Poorly developed premise has Marianne Whitman (Kitty Winn) arriving with her young husband Gary (Wiliam Burns) at a New Orleans hotel with a sinister-looking desk clerk Charbonnet (William Swetland) setting the stage for touristy views of the city.

After buying perfume from a sinister-looking (again) black woman, Marianne begins hallucinating freely, seeing images in mirrors and wandering around in her white nightgown (as all good gothic heroines are wont to do). It turns out that an ages-old voodoo specialist Marie Laveau is attempting to take possession of Marianne, with mirrors serving as the instrument to snatch one's soul away.

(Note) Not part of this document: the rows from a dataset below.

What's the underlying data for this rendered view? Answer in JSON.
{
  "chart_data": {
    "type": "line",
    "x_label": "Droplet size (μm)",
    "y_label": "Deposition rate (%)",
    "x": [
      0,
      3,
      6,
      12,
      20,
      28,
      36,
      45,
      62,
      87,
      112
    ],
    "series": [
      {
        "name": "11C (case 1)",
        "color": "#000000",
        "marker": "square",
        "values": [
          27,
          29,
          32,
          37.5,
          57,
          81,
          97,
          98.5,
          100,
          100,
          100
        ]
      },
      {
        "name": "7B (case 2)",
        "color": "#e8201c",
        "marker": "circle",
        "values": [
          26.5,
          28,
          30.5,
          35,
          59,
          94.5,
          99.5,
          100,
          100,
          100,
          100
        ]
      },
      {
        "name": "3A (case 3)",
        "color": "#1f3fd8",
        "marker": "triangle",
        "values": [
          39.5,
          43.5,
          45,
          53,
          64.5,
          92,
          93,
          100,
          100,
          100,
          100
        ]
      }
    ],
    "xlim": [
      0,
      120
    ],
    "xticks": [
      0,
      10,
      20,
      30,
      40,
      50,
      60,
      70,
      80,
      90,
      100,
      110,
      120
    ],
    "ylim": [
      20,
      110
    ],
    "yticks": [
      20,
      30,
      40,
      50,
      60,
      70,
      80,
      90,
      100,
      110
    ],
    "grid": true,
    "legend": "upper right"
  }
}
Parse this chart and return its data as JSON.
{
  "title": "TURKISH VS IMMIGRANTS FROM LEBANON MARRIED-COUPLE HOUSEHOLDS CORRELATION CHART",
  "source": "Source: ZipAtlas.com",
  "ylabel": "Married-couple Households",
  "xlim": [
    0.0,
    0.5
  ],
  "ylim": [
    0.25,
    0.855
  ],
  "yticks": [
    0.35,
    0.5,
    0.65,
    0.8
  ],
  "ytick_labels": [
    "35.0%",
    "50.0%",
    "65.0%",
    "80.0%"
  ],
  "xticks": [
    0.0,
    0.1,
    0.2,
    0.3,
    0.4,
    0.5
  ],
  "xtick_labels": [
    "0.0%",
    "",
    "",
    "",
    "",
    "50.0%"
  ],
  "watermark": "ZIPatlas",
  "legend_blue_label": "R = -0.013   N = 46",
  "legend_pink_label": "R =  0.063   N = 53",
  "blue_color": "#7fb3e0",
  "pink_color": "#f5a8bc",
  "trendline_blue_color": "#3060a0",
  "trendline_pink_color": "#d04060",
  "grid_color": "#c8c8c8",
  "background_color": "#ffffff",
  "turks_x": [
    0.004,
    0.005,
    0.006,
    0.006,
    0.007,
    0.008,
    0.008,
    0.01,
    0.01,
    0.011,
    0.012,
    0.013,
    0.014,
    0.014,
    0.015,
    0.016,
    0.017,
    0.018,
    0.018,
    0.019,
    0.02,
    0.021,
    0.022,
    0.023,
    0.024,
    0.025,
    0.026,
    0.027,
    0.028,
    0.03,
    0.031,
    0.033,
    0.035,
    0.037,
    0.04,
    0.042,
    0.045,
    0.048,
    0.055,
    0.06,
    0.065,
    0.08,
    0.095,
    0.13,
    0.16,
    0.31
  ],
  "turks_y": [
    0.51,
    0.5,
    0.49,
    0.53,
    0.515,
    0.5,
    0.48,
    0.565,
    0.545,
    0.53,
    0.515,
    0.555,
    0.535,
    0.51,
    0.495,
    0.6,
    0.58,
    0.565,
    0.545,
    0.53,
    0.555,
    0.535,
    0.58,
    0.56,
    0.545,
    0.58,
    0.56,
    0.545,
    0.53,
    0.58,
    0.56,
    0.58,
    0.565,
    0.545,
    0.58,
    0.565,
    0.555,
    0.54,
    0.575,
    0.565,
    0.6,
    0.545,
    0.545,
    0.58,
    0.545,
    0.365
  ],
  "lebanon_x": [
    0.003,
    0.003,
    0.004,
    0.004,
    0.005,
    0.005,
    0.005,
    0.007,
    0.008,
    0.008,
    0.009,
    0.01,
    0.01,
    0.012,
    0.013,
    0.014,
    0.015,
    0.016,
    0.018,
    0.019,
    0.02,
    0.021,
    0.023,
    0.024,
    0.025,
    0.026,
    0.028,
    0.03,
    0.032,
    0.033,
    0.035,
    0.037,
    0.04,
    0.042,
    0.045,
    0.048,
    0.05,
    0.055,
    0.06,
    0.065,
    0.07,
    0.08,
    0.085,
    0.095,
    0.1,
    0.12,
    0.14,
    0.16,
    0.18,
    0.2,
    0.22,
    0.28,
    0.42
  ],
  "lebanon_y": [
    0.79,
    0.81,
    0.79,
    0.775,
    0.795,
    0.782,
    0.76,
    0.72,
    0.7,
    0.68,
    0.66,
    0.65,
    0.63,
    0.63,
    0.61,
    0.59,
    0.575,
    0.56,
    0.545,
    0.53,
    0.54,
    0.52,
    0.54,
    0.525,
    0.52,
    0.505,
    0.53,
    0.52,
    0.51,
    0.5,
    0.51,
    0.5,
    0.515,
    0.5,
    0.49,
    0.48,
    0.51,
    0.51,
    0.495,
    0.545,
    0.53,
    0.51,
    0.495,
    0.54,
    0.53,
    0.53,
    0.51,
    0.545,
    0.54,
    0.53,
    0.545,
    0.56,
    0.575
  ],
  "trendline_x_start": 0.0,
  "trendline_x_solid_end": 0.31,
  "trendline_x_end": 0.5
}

Following her husband's death (from a presumed asthma attack), Winn is hospitalized after a fainting spell, where kindly Dr. Godard (Peter Donat) befriends her. Considerable filler ensues until she finally is possessed by Marie Laveau.

Pic is technically deficient, with opening reel featuring poorly post-synched dialog that is an immediate turnoff. Winn, fresh from a supporting role in "The Exorcist" is miscast, never expressing the sense of vulnerability and mounting paranoia needed in the role. Sole point of interest here is several scenes which presage Paul Schrader's 1981 "Cat People", also set in New Orleans, such as the heroine fleeing by train.

Renowned fantasy author Ray Bradbury is credited as creative consultant, and as an unfair come-on, his name figures prominently on the home video packaging.